I haven't been down there much, but there are many different sizes. The problem is that you don't seem to catch the bigger ones, the little ones are too agressive. In winter the size varies quite a bit.
.

I have fished PCR the whole summer last year (est> 1000 fish.( up to now this year, est> 300> fish)from the dock, shore,(by the bridge, both sides, and from a boat.. and have never caught any walleye over the 20" mark.
has anyone else??

RHD

aulrich
07-06-2010, 03:03 PM
I was surprised that whitefhish were not in the mix at PCR when I first hear of the place, since pike walleye burbot and whitefish seem to be the recipe for southern Alberta resivours.

nicemustang
07-06-2010, 03:16 PM
No i don't think they are any over 20" yet, but they are there. Most people are catching smaller ones than that, around 16-17".

plinker
07-06-2010, 04:37 PM
We fish PCR a fair bit and have noticed that the fish always seem to be the same size. We fished the dock for the first time on Sunday, and I found something very interesting. We are catching the same fish over and over. The determining factor was when we got them to the dock, you could see some mild bleeding around the mouth where they had been caught in the last few hours. You could also see the previous damage to the mouth area from getting themselves caught previously. This included, hook tears, gaps in the skin in the mouth area, and fresh damage around the mouth, with no healing signs yet. There is nothing for them to eat in PCR and it is showing as they aggresively hit bait, over and over. This is my opinion, I am not a fish biologist, but common sense dictates that when more than 20 fish that you have pulled in, have the same damage to their mouths and it is all fresh, then I would think it is an issue of them being very hungry and not bothering or learning from the last time they were pulled from the water.

buckman
07-07-2010, 07:38 AM
Perhaps its time to let anglers keep a couple, to reduce overall numbers, and allow some of them to grow larger.Walleye are in the perch familly and tenDto stunt if overpopulated.

nicemustang
07-07-2010, 07:42 AM
actually perch are part of the walleye family :fighting0074:

fishpro
07-07-2010, 10:57 AM
Actually, walleye are a part of the perch family :fighting0030:

Alexey
07-07-2010, 12:49 PM
Both belong to Percidae Family:test:

calgarygringo
07-07-2010, 05:19 PM
Just got in the door from last 3 days out there. I don't even take the boat there any more as I can get my fill from an hour or so at the dock. 40-50 in an hour to 2 is enough for me.

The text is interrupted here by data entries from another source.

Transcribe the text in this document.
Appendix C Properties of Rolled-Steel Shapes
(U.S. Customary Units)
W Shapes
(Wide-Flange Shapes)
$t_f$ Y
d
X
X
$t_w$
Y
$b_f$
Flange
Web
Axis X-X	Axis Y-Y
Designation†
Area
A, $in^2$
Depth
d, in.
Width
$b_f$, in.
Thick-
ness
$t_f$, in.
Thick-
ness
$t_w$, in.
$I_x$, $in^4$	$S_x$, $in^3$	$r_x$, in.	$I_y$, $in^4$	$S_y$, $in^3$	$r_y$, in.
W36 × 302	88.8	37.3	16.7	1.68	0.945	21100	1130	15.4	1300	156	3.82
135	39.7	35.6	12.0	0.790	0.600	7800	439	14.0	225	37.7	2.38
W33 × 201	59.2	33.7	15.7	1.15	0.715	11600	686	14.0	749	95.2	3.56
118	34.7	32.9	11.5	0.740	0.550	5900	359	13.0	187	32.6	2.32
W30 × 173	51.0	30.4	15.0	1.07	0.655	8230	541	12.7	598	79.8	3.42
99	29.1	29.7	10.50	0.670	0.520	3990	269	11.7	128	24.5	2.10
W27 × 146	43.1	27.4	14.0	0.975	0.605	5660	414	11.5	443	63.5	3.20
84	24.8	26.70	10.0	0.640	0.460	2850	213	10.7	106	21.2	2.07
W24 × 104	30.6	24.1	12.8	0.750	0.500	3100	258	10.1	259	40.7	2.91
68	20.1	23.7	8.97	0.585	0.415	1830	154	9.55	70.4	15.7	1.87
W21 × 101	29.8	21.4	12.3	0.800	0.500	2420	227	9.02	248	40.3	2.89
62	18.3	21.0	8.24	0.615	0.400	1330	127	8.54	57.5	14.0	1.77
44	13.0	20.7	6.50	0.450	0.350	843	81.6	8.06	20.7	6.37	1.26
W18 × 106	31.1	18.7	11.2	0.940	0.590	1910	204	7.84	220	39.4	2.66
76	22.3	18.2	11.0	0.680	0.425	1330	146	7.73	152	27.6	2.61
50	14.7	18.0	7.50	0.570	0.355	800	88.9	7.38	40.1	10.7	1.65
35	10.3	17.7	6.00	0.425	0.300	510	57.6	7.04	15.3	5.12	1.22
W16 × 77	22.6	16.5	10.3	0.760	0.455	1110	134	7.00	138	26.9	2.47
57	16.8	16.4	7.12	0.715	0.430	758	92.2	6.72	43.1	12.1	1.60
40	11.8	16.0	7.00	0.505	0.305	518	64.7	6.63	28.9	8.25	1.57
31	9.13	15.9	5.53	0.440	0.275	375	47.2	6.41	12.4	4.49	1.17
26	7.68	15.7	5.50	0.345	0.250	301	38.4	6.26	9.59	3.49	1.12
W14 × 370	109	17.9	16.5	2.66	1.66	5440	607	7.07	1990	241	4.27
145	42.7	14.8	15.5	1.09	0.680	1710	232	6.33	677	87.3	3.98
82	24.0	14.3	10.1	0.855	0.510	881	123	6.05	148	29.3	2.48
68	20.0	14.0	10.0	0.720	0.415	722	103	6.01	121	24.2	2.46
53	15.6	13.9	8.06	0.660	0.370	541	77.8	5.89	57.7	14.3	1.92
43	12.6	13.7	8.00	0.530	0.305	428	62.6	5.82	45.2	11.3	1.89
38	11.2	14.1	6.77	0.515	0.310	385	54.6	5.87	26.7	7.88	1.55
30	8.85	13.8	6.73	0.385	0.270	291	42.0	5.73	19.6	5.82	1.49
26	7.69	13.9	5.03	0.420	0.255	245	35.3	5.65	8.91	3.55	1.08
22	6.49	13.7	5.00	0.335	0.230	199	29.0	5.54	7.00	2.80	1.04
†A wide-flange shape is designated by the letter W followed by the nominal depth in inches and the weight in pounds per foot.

Caught a couple pike off there this week as well.
If someone knows the right guys they did a netting a big study on it last summer. I asked the local C.O. a few weeks ago when we were there if he knew what they found. Said in a nutshell there is no showing of any spawning occuring yet. They hoped there may be at least 1 to 2 years already but no signs. Also said they are definetly undersized and under fed. We talked about bait fish but suggested when they do whites they are harder to get going but when they do go crazy multiplying and of course perch we know all the problems it can create. The pike though they figure are growing at twice the normal rate in there. If anyone knows the southern guys that would have done the survey would be great to see the actual report from there. Bottom line is no food, no big fish and no reproduction happening...

slingshotz
07-07-2010, 05:28 PM
If only we could trawl net Lake Sundance and Midnapore for the perch and dump them into PCR, the walleye would probably get trophy sized in a year!

I'm, certainly not an expert but if Perch reproduce so easily in so many different areas due to bucket biologists, doesn't it stand to reason that they would do the same in PCR. I know all excuses for introducing diseases, etc but so far all I've ever heard is how the perch take over areas not how they killed off something due to a disease.

Look at the giant Hasse pike pigs gorging on perch, imagine if it were walleye instead of the pike....

WayneChristie
07-07-2010, 06:51 PM
I vote stock more pike and let them clean up the walleye! since you cant eat the fish there due to mercury, make it a trophy pike lake. It pretty much is anyways, they get pretty big in there.